Kitchen flair abounds
Babur
Kitchen flair abounds. Recipes are rooted in the traditions of northern India and Bangladesh, but modern techniques are brought into play. Rahman doesn’t confine his chefs to the old. Rather, they are encouraged to be inventive and imaginative, though not just “because” — and the cooking is, at times, impeccable, similar to that found at the more famous Indian restaurants in town.
Rahman says: “We were far more traditional before, and still are to a point, but I think our chefs are so talented and have so many ideas — so we have fun. We want people to come here and be wowed; we want to give customers a special experience. Hopefully they think the journey was worth it and return. Loyalty is everything in a restaurant like this one.”
The kitchen is led by head chef Jiwan Lal and sous Praveen Kumar Gupta. Both developed a tasting menu to mark the 40th anniversary. Dishes include hake with roasted aubergines, red onion salsa, mustard and black onions; a shredded goat patty comes with medjool dates, tamarind, chilli and raisin chutney. The star of the show are slow-cooked tiger prawns, which Lal brings to the table proudly.

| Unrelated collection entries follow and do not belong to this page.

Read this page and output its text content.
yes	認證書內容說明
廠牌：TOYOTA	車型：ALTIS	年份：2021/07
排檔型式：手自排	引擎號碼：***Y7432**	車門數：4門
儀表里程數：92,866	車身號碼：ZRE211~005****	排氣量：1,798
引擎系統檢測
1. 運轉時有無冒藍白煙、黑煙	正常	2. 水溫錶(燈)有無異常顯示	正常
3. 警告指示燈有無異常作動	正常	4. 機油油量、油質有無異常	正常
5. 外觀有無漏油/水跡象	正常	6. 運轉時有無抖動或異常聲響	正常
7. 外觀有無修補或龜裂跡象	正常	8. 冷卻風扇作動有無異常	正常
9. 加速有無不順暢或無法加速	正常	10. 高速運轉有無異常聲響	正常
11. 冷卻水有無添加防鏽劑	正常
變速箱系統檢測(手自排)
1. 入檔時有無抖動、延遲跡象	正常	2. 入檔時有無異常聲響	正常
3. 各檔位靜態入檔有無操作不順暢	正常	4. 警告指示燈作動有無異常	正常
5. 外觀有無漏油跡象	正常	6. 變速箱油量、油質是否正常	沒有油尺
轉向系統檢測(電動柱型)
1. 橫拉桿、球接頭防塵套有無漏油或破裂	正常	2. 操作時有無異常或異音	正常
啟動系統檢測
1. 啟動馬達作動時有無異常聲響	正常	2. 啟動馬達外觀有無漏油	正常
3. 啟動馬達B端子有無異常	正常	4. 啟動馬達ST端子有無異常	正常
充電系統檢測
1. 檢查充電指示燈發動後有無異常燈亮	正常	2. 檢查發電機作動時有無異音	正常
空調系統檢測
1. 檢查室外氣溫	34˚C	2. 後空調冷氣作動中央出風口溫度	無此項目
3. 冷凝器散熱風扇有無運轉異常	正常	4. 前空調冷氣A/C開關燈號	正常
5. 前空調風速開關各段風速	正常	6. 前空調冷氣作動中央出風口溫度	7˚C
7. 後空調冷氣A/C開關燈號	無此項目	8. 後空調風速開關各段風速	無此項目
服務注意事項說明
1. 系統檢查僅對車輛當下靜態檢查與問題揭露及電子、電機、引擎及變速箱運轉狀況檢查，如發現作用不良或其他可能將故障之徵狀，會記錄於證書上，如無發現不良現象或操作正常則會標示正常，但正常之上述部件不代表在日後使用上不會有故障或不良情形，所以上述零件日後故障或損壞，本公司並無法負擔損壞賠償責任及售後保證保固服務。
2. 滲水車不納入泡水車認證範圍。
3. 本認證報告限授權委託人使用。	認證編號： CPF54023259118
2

The shellfish are steamed in a hollowed-out green coconut and arrive swimming in chilli, mustard and coconut milk.

One of the original chefs from 1985
Babur
“We wanted a showstopper,” says Lal who, after learning that my grandfather was born in Shimla, his hometown, smuggles me an extra dish — lamb chops smoked in cloves and spiced headily with masala. “We want to be ‘authentic’ but aren’t constrained. We visit India frequently because there is always something new to learn and research. And I think people want to learn when they come too. I’ve been here 20 years and we have a lot of regulars.”
The dining room here is long and thin and filled with art. Rahman started amassing works in 2005 and now boasts an extensive collection, much of it commissioned at notable points in the lifespan of the restaurant.
We want people to come here and be wowed. Hopefully they think the journey was worth it and return
Emdad Rahman
“We have lots of wonderful art here,” says Rahman. “Sian Lester, a Welsh artist, designed two leather triptychs; we celebrated our 25th birthday by commissioning something by local artist Kate Pritchard. She took her inspiration from her first trip to India.”
Elsewhere is the Baburnama Scroll, a painting by Durga Devi Talukdar which charts the life of Babur himself. In the foyer is a hand-woven Bengali cotton cloth by Ajit Kumar Das, an artist from Shantiniketan whose work Rasi Chakra is his own horoscope alongside thousands of Sanskrit words translated into Bengali.
The cloth, Rahman tells me, was initially bound for a museum in Paris, though I’m not sure whether he’s using a measure of creative licence. Either way, it is astonishingly beautiful. I leave supremely content.
So often in London, the term “hidden gem” is bandied around like so many samosas. If ever it is appropriate, it is for Babur, an everyday curry house; an institution.